Department of Pediatrics, University of Rochester Medical Center, Rochester, New York, United States.
Department of Laboratory Medicine and Pathology, University of Washington, University of Washington, Seattle, Washington, United States.
Am J Physiol Lung Cell Mol Physiol. 2023 Oct 1;325(4):L419-L433. doi: 10.1152/ajplung.00130.2023. Epub 2023 Jul 25.

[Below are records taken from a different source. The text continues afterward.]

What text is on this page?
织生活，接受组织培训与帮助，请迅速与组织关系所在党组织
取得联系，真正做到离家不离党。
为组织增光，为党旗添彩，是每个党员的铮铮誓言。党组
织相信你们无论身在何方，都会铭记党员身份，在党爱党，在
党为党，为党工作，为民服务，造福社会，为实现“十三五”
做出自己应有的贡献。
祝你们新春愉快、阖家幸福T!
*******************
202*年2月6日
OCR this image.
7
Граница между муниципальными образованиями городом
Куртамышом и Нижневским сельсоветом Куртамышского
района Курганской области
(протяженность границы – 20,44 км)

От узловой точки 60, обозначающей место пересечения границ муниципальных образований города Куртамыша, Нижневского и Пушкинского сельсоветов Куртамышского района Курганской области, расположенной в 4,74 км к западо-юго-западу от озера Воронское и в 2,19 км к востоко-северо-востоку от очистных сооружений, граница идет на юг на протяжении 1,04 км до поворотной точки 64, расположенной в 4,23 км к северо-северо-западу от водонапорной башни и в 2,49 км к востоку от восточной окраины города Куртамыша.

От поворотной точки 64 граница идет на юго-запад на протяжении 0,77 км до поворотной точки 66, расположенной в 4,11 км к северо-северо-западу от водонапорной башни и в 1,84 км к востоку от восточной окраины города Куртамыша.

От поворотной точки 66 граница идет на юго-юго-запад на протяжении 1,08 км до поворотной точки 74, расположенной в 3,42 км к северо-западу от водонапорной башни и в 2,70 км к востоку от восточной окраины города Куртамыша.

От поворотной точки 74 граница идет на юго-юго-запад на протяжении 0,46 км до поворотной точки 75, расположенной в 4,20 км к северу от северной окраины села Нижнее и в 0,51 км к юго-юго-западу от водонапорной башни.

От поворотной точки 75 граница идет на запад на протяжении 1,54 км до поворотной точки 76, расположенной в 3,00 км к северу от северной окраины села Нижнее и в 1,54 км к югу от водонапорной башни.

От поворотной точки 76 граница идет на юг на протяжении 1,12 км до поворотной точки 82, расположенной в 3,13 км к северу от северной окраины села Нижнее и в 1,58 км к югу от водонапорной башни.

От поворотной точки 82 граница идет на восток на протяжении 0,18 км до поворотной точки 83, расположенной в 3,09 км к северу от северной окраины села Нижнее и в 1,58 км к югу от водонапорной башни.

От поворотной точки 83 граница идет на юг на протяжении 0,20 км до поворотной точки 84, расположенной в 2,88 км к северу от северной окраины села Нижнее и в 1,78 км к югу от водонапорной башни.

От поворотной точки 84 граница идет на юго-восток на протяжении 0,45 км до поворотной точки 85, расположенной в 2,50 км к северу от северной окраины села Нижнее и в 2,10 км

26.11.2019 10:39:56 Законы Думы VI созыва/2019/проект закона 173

Bronchopulmonary dysplasia (BPD) is a disease of prematurity related to the arrest of normal lung development. The objective of this study was to better understand how proteome modulation and cell-type shifts are noted in BPD pathology. Pediatric human donors aged 1-3 yr were classified based on history of prematurity and histopathology consistent with "healed" BPD (hBPD, = 3) and "established" BPD (eBPD, = 3) compared with respective full-term born ( = 6) age-matched term controls. Proteins were quantified by tandem mass spectroscopy with selected Western blot validations. Multiplexed immunofluorescence (MxIF) microscopy was performed on lung sections to enumerate cell types. Protein abundances and MxIF cell frequencies were compared among groups using ANOVA. Cell type and ontology enrichment were performed using an in-house tool and/or EnrichR. Proteomics detected 5,746 unique proteins, 186 upregulated and 534 downregulated, in eBPD versus control with fewer proteins differentially abundant in hBPD as compared with age-matched term controls. Cell-type enrichment suggested a loss of alveolar type I, alveolar type II, endothelial/capillary, and lymphatics, and an increase in smooth muscle and fibroblasts consistent with MxIF. Histochemistry and Western analysis also supported predictions of upregulated ferroptosis in eBPD versus control. Finally, several extracellular matrix components mapping to angiogenesis signaling pathways were altered in eBPD. Despite clear parsing by protein abundance, comparative MxIF analysis confirms phenotypic variability in BPD. This work provides the first demonstration of tandem mass spectrometry and multiplexed molecular analysis of human lung tissue for critical elucidation of BPD trajectory-defining factors into early childhood. We provide new insights into the natural history of bronchopulmonary dysplasia in donor human lungs after the neonatal intensive care unit hospitalization. This study provides new insights into how the proteome and histopathology of BPD changes in early childhood, uncovering novel pathways for future study.
支气管肺发育不良(BPD)是一种与正常肺发育停滞有关的早产儿疾病。本研究旨在更好地了解在 BPD 病理中如何注意到蛋白质组调节和细胞类型转移。根据早产儿病史和组织病理学表现,将 1-3 岁的儿科人类供体分为“愈合”BPD(hBPD,n = 3)和“已建立”BPD(eBPD,n = 3),并与相应的足月出生(n = 6)年龄匹配的足月对照进行比较。通过串联质谱法对蛋白质进行定量,并进行了Western blot 验证。对肺切片进行多重免疫荧光(MxIF)显微镜检查,以计数细胞类型。使用 ANOVA 比较组间蛋白质丰度和 MxIF 细胞频率。使用内部工具和/或 EnrichR 进行细胞类型和本体富集。蛋白质组学检测到 eBPD 与对照相比有 5746 种独特的蛋白质上调,186 种下调,534 种下调,而 hBPD 与年龄匹配的足月对照相比,差异表达的蛋白质较少。细胞类型富集表明肺泡 I 型、肺泡 II 型、内皮/毛细血管和淋巴管减少,平滑肌和成纤维细胞增加,与 MxIF 一致。组织化学和 Western 分析也支持 eBPD 中与对照相比铁死亡上调的预测。最后,eBPD 中几个映射到血管生成信号通路的细胞外基质成分发生改变。尽管蛋白质丰度的比较明显,但比较 MxIF 分析证实了 BPD 中的表型变异性。这项工作首次展示了人类肺组织的串联质谱和多重分子分析,用于深入阐明 BPD 轨迹定义因素进入儿童早期。我们提供了关于新生儿重症监护病房住院后供体人类肺部支气管肺发育不良自然史的新见解。这项研究为进一步研究提供了新的见解,了解 BPD 的蛋白质组和组织病理学如何在儿童早期发生变化。